L’objectif d’Albinus n’était pas d’inventer, mais d’organiser. Il a écrit un célèbre manuel, le « Didaskalikos » (qui signifie « Enseignement »), qui est une sorte de « Platon pour les nuls » de l’Antiquité. Il voulait présenter la pensée de Platon comme un véritable système d’école, avec des doctrines claires.
Son idée la plus importante est sa vision de la métaphysique. Il établit une hiérarchie de « Dieux » :
Le « Premier Dieu » : Il est au sommet, totalement transcendant, immobile. C’est le Bien absolu.
L’Intellect : C’est le « Second Dieu », ou le Démiurge. Il pense activement les Idées (les Formes parfaites).
L’Âme du Monde : Elle reçoit les Idées de l’Intellect et organise la matière.
Pour Albinus, le but de la philosophie n’est pas juste de savoir, mais de « s’assimiler à Dieu » (Homoiosis Theô), c’est-à-dire de devenir aussi parfait et divin que possible en contemplant le Premier Dieu.
Le professeur platonicien
Le problème d’identité : Albinus et Alkinous
La biographie d’Albinus est presque entièrement inconnue, ce qui est courant pour les philosophes de cette période. Sa figure est au centre d’un débat philologique complexe. Les sources anciennes mentionnent un philosophe platonicien nommé Albinus, qui fut le maître du célèbre médecin Galien à Smyrne (actuelle Izmir) vers 150-152 ap. J.-C. Par ailleurs, les manuscrits médiévaux nous ont transmis un manuel de platonisme intitulé Didaskalikos (Enseignement des doctrines de Platon), attribué à un certain « Alkinous ».
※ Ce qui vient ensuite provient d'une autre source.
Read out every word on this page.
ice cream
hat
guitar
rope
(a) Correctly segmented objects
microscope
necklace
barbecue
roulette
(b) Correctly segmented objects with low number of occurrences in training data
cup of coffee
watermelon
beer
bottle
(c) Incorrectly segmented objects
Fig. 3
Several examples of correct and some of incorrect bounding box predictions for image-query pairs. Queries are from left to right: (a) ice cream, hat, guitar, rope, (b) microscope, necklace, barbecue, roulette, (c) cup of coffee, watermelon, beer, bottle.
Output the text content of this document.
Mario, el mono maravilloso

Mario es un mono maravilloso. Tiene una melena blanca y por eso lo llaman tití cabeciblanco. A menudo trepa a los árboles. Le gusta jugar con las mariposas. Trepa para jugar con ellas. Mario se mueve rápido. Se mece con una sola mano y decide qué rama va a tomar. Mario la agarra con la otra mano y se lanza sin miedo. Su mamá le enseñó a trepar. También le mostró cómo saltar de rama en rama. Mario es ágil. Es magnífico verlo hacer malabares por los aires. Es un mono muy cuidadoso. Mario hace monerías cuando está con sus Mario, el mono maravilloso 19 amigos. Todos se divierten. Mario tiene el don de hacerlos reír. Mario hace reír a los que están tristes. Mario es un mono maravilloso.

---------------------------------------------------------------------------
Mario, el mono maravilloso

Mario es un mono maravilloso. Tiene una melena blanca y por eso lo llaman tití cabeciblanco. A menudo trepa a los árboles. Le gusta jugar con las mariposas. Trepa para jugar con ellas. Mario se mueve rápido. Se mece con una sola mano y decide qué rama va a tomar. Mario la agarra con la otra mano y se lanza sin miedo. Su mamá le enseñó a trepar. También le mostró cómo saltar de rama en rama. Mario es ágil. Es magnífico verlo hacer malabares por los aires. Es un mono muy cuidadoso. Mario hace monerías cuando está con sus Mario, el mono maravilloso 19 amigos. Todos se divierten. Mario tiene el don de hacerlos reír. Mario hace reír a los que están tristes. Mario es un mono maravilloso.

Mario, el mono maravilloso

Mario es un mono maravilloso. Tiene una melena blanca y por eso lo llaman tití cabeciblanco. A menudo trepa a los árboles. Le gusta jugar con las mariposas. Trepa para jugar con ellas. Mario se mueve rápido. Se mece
Pendant longtemps, les spécialistes ont cru qu’il s’agissait de deux personnes distinctes. Cependant, depuis les travaux de John Whittaker dans les années 1970, un consensus s’est établi pour considérer « Alkinous » comme une erreur de copiste pour « Albinus ». La biographie intellectuelle d’Albinus est donc celle de l’auteur du Didaskalikos, un professeur qui cherchait à résumer Platon pour ses étudiants.
Le contexte du Médioplatonisme
Albinus est le représentant par excellence du Médioplatonisme (ou Platonisme moyen). Ce terme désigne la phase du platonisme qui s’étend environ du 1er siècle av. J.-C. au début du 3e siècle ap. J.-C. (avant Plotin, fondateur du néoplatonisme).
Ce courant se caractérise par deux traits majeurs :
Le retour au dogmatisme : Après une longue période de scepticisme (la « Nouvelle Académie »), les platoniciens reviennent à l’idée que Platon avait bien des « doctrines » (dogmata) positives sur Dieu, l’âme et le monde.
L’éclectisme : Ces penseurs n’hésitent pas à intégrer des éléments d’autres écoles pour compléter le système de Platon. Ils empruntent massivement à l’aristotélisme (pour la logique et l’éthique) et au stoïcisme (pour la morale et la physique).
L’œuvre d’Albinus est la meilleure illustration de cette tendance. Il ne cherche pas à être original ; il cherche à être systématique.
Le Didaskalikos : un manuel de Platon
La structure de la philosophie
Le Didaskalikos est un manuel scolaire. Son but est de fournir un résumé clair et organisé de ce qu’un étudiant doit savoir de Platon. La structure même du livre montre l’influence d’autres écoles : Albinus divise la philosophie en trois parties : logique, physique et éthique, une division typiquement hellénistique (stoïcienne et aristotélicienne) qu’il projette sur l’œuvre de Platon.
Pour lui, la philosophie est une voie vers la contemplation. La logique est l’outil qui purifie l’esprit ; la physique est l’étude du cosmos qui élève l’âme vers son créateur ; et l’éthique est la pratique de la vertu qui permet cette ascension.
L’outil de la logique
Albinus commence par la logique, qu’il identifie largement à la dialectique platonicienne. Il la définit comme l’art de définir, de diviser les genres en espèces, et d’analyser. Il intègre cependant sans difficulté les catégories et le syllogisme d’Aristote, considérant que ce dernier n’a fait que formaliser ce qui était déjà implicite chez Platon.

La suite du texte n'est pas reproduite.